И они, словно это их тоже касается, топают за мной, ну как их прогонишь? Могут подумать, что я все еще чувствую себя обиженным, что именно я — пусть это даже было бы и оправданно, ибо мне досталось больше всего, — но способен забыть, простить, извинить. Я ничего не говорю, иду, а они за мной. Теперь уже глупо менять свое решение. Не раз я их — этих ребят или каких других — затаскивал к Гульданам. Минуту-другую мы топтались во дворе, в основном возле кухонных дверей, в дом я все-таки не осмеливался их затаскивать. Случалось, выходил мастер и спрашивал: — Ну так что?
А мы только пожимали плечами, корчили всякие рожи, я старался даже не вылезать вперед, не то начнут пенять мне, что они, дескать, со мной пришли. Мастер с нами забавлялся немного, шутил, но надолго его не хватало, да обычно мы его и дома-то не заставали. Может, он и был дома, но не хотел из-за стола подыматься. Вильма нас иногда кое-чем угощала, обычно тем, что должен был съесть Имро, а не съедал, много, правда, такого не набиралось, ведь то, что готовилось для одного, для Имро, могло хватить, скажем, мне, будь я один, но не четверым либо пятерым. А впрочем, ей и необязательно было что-то совать нам, почему она вечно должна была кого-то угощать? Ей недосуг было, я и это знаю, но с некоторыми вещами трудно смириться. Иной раз много воды утечет, пока кое-что поймешь и смиришься. Вот и у меня довольно долго это тянулось. Хотя она и давала нам иногда какое лакомство или иной пустяк, мне все казалось, что она ничего не дает или дает меньше, чем когда-то. Казалось, что она уже не такая щедрая. А то, бывало, нас просто гнала, едва мы появлялись в воротах. И потом, позже, когда я приходил один, выговаривала: — А другой раз мне сюда своих дружков не води! Если хочешь прийти, топай один. Мне до всяких чужих сорванцов нет дела.

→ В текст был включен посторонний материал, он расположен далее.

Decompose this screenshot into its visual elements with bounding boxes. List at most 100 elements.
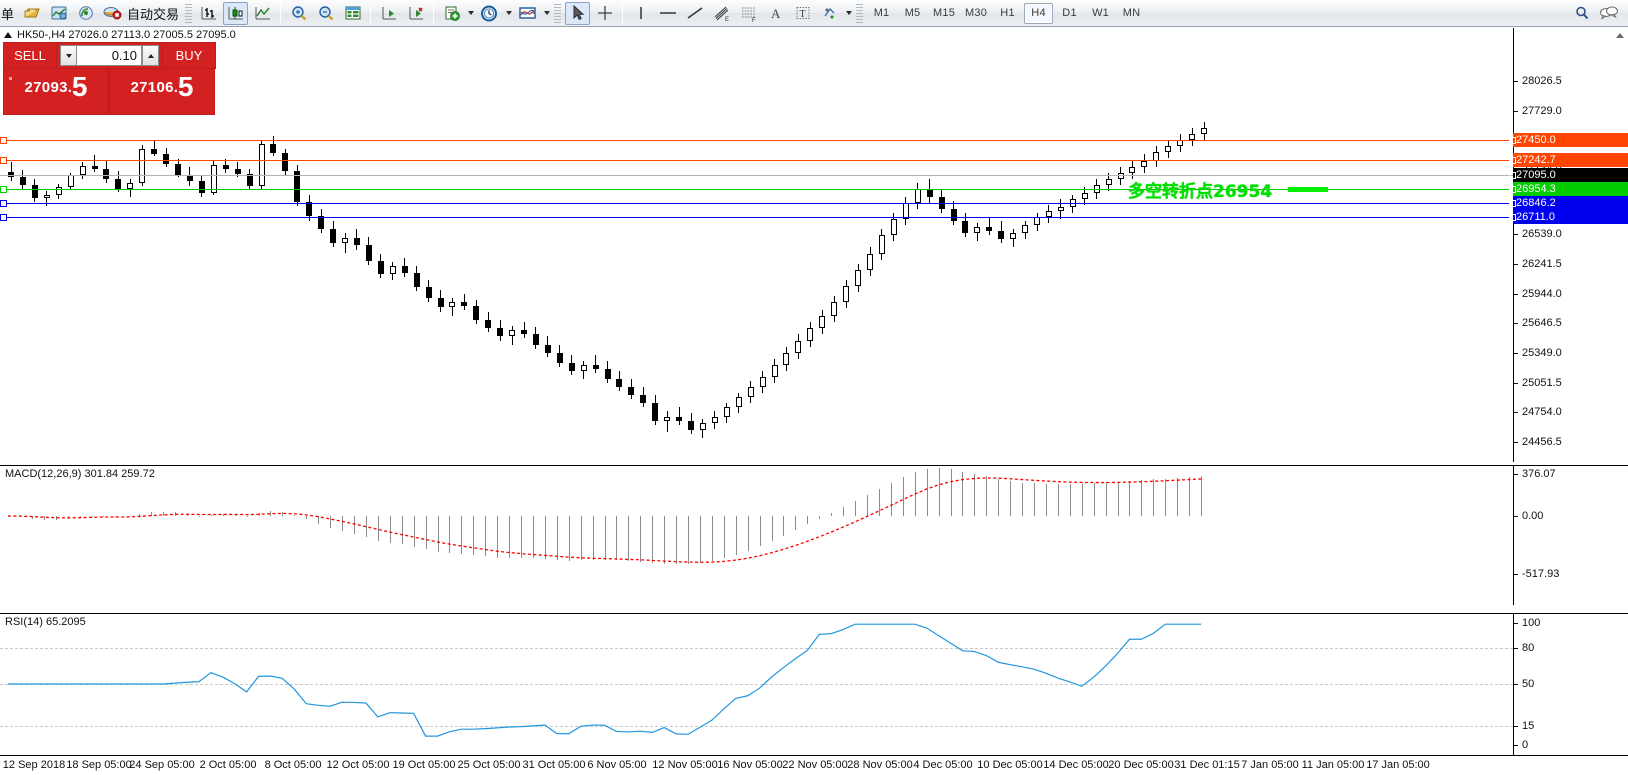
price-pane[interactable]: 多空转折点26954 28026.527729.027134.026539.02…	[0, 28, 1628, 462]
rsi-axis-tick	[1514, 726, 1518, 727]
volume-stepper[interactable]: 0.10	[57, 42, 162, 69]
price-level-line-turning-point[interactable]	[0, 186, 1513, 193]
price-tag-handle[interactable]	[1509, 136, 1516, 144]
price-tag-handle[interactable]	[1509, 213, 1516, 221]
price-axis-label: 24754.0	[1522, 406, 1562, 418]
price-level-line-resistance-lower[interactable]	[0, 157, 1513, 164]
search-icon[interactable]	[1569, 2, 1594, 25]
timeframe-m5[interactable]: M5	[904, 7, 921, 19]
chat-icon[interactable]	[1596, 2, 1621, 25]
price-tag-support-upper[interactable]: 26846.2	[1509, 196, 1628, 210]
macd-histogram-bar	[1057, 484, 1059, 516]
turning-point-marker[interactable]	[1288, 187, 1328, 192]
cursor-icon[interactable]	[565, 1, 591, 25]
price-level-line-support-upper[interactable]	[0, 200, 1513, 207]
period-dropdown-icon[interactable]	[503, 2, 514, 25]
bar-chart-icon[interactable]	[196, 2, 221, 25]
candlestick	[795, 28, 802, 462]
macd-axis[interactable]: 376.07 0.00 -517.93	[1513, 466, 1628, 605]
rsi-axis[interactable]: 100 80 50 15 0	[1513, 614, 1628, 763]
chart-annotation-text[interactable]: 多空转折点26954	[1128, 182, 1273, 202]
fibonacci-icon[interactable]: F	[736, 2, 761, 25]
buy-button[interactable]: BUY	[162, 42, 216, 69]
price-axis[interactable]: 28026.527729.027134.026539.026241.525944…	[1513, 28, 1628, 462]
buy-price[interactable]: 27106 . 5	[109, 69, 215, 115]
price-level-anchor[interactable]	[0, 214, 7, 221]
auto-scroll-icon[interactable]	[403, 2, 428, 25]
time-axis[interactable]: 12 Sep 2018 18 Sep 05:00 24 Sep 05:00 2 Oct…	[0, 755, 1628, 775]
timeframe-mn[interactable]: MN	[1122, 7, 1141, 19]
indicators-icon[interactable]	[515, 2, 540, 25]
folder-icon[interactable]	[19, 2, 44, 25]
chart-shift-icon[interactable]	[376, 2, 401, 25]
autotrade-icon[interactable]	[100, 2, 125, 25]
zoom-out-icon[interactable]	[313, 2, 338, 25]
new-order-label[interactable]: 单	[1, 7, 15, 23]
price-level-line-resistance-upper[interactable]	[0, 137, 1513, 144]
sell-button[interactable]: SELL	[3, 42, 57, 69]
trendline-icon[interactable]	[682, 2, 707, 25]
rsi-plot-area[interactable]	[0, 614, 1513, 763]
macd-histogram-bar	[306, 516, 308, 520]
toolbar-grip[interactable]	[185, 3, 193, 23]
price-tag-handle[interactable]	[1509, 199, 1516, 207]
period-icon[interactable]	[477, 2, 502, 25]
price-tag-turning-point[interactable]: 26954.3	[1509, 182, 1628, 196]
line-chart-icon[interactable]	[250, 2, 275, 25]
price-tag-support-lower[interactable]: 26711.0	[1509, 210, 1628, 224]
price-tag-handle[interactable]	[1509, 156, 1516, 164]
price-tag-handle[interactable]	[1509, 185, 1516, 193]
timeframe-w1[interactable]: W1	[1092, 7, 1109, 19]
new-chart-icon[interactable]	[439, 2, 464, 25]
timeframe-h1[interactable]: H1	[1000, 7, 1015, 19]
volume-decrease-icon[interactable]	[60, 45, 77, 66]
terminal-icon[interactable]	[46, 2, 71, 25]
crosshair-icon[interactable]	[592, 2, 617, 25]
price-plot-area[interactable]: 多空转折点26954	[0, 28, 1513, 462]
autotrade-label[interactable]: 自动交易	[127, 7, 180, 23]
chart-window[interactable]: 多空转折点26954 28026.527729.027134.026539.02…	[0, 27, 1628, 775]
candlestick-chart-icon[interactable]	[223, 1, 249, 25]
equidistant-channel-icon[interactable]: E	[709, 2, 734, 25]
macd-pane[interactable]: 376.07 0.00 -517.93 MACD(12,26,9) 301.84 2…	[0, 465, 1628, 605]
scroll-up-icon[interactable]	[1615, 30, 1626, 41]
text-label-icon[interactable]: A	[763, 2, 788, 25]
horizontal-line-icon[interactable]	[655, 2, 680, 25]
timeframe-m30[interactable]: M30	[965, 7, 988, 19]
macd-signal-line	[7, 477, 1202, 563]
timeframe-d1[interactable]: D1	[1062, 7, 1077, 19]
timeframe-m1[interactable]: M1	[873, 7, 890, 19]
price-level-line-support-lower[interactable]	[0, 214, 1513, 221]
new-chart-dropdown-icon[interactable]	[465, 2, 476, 25]
data-window-icon[interactable]	[340, 2, 365, 25]
price-axis-tick	[1514, 294, 1518, 295]
zoom-in-icon[interactable]	[286, 2, 311, 25]
vertical-line-icon[interactable]	[628, 2, 653, 25]
navigator-icon[interactable]	[73, 2, 98, 25]
candlestick	[282, 28, 289, 462]
timeframe-m15[interactable]: M15	[933, 7, 956, 19]
one-click-trading-panel[interactable]: SELL 0.10 BUY 27093 . 5	[3, 42, 216, 115]
price-tag-handle[interactable]	[1509, 171, 1516, 179]
toolbar-grip-timeframes[interactable]	[856, 3, 864, 23]
price-level-anchor[interactable]	[0, 186, 7, 193]
price-level-anchor[interactable]	[0, 157, 7, 164]
volume-input[interactable]: 0.10	[77, 45, 142, 66]
price-tag-current-price[interactable]: 27095.0	[1509, 168, 1628, 182]
objects-icon[interactable]	[817, 2, 842, 25]
volume-increase-icon[interactable]	[142, 45, 159, 66]
price-tag-resistance-upper[interactable]: 27450.0	[1509, 133, 1628, 147]
objects-dropdown-icon[interactable]	[843, 2, 854, 25]
sell-price[interactable]: 27093 . 5	[3, 69, 109, 115]
toolbar-grip-draw[interactable]	[554, 3, 562, 23]
indicators-dropdown-icon[interactable]	[541, 2, 552, 25]
candle-body	[926, 188, 933, 197]
price-tag-resistance-lower[interactable]: 27242.7	[1509, 153, 1628, 167]
macd-plot-area[interactable]	[0, 466, 1513, 605]
rsi-pane[interactable]: 100 80 50 15 0 RSI(14) 65.2095	[0, 613, 1628, 763]
text-box-icon[interactable]: T	[790, 2, 815, 25]
price-level-anchor[interactable]	[0, 137, 7, 144]
price-level-line-current-price[interactable]	[0, 175, 1513, 176]
price-level-anchor[interactable]	[0, 200, 7, 207]
timeframe-h4[interactable]: H4	[1024, 2, 1054, 24]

Как могла она так измениться? Конечно, у нее достает с Имришко мучений и забот, она не может тратить на меня много времени. Но пожалуй, она его на меня и не тратит. Если и сижу у них, то совсем не отвлекаю ее, часто она ничем и не занята, просто сидит и раздумывает, если, конечно, не крутится вокруг Имришко. Порой мне кажется, что ей и ни к чему вокруг него столько крутиться. Что из того, что он болен? Все равно ведь он ничего от нее не хочет. А быть может, и не знает, чего хотеть. Разве мало раз я за ним подъедал? Всякое подъедал. И чаще одну вкуснятину. А иной раз доставалась — хе-хе, Вильма, — такая бурда! Я даже ей об этом говорил: «Не сердись, Вильмушка, но невкусно было, я доел, чтоб только тебя не сердить. Правда, бурда была, а в том воскресном супе, каким вы меня давеча накормили, опять было что-то ужасно мягкое. Я люблю лапшу. Но еще больше люблю ушки, знаешь, Вильма, такие ушки, какие наша крестная нарезала и закручивала на той маленькой резной дощечке букового дерева, тогда, к свиному празднику, когда наш Биденко должен был идти на фронт. Не бойся, я уже Биденко не вспоминаю, но эти ушки были у вас и когда ты выходила замуж, а еще и потом, когда у Агнешки родилась Катаринка. Вильмушка, тогда эти ушки больно хороши были!»
Но мне кажется, что Вильма и ко мне иногда совсем равнодушна и даже не хочет, чтоб я в их двор и заглядывал. Да возможно ли? Неужто она в самом деле могла так измениться? Бывает, совершенно явно косится на меня. Ну как тут быть?
Не раз я решал больше к ним не ходить, но, если два-три дня и выдерживал, на четвертый срывался. Зайду и уже в дверях оправдываюсь: — Вильма, я пришел на немножко. Не был у вас со вторника. И мастер часто заходит к нам, и ты раз, не то два раза приходила к нашей маме за перцем, вот я и пришел.
— Да что ты! Два раза? И вправду, два раза? Мама тебя послала? Ей перец нужен?
— Не-с, не нужен. Я просто так говорю. Мама сказала, что и вчера ты приходила за перцем.
— Ну приходила. В самом деле два раза. Руденко, хорошо, что ты напомнил. А то забыла бы. У вас кончился, да? Поэтому тебя мама послала?
— Не послала. Только сказала. И я к вам пришел, Вильмушка, просто так пришел.
Она смотрит на меня, словно бы не верит, потом более примирительно, но мне-то кажется — по-прежнему сердито, говорит: — Садись, посиди!
Сажусь, хотя после такого приветствия лучше бы и не садиться.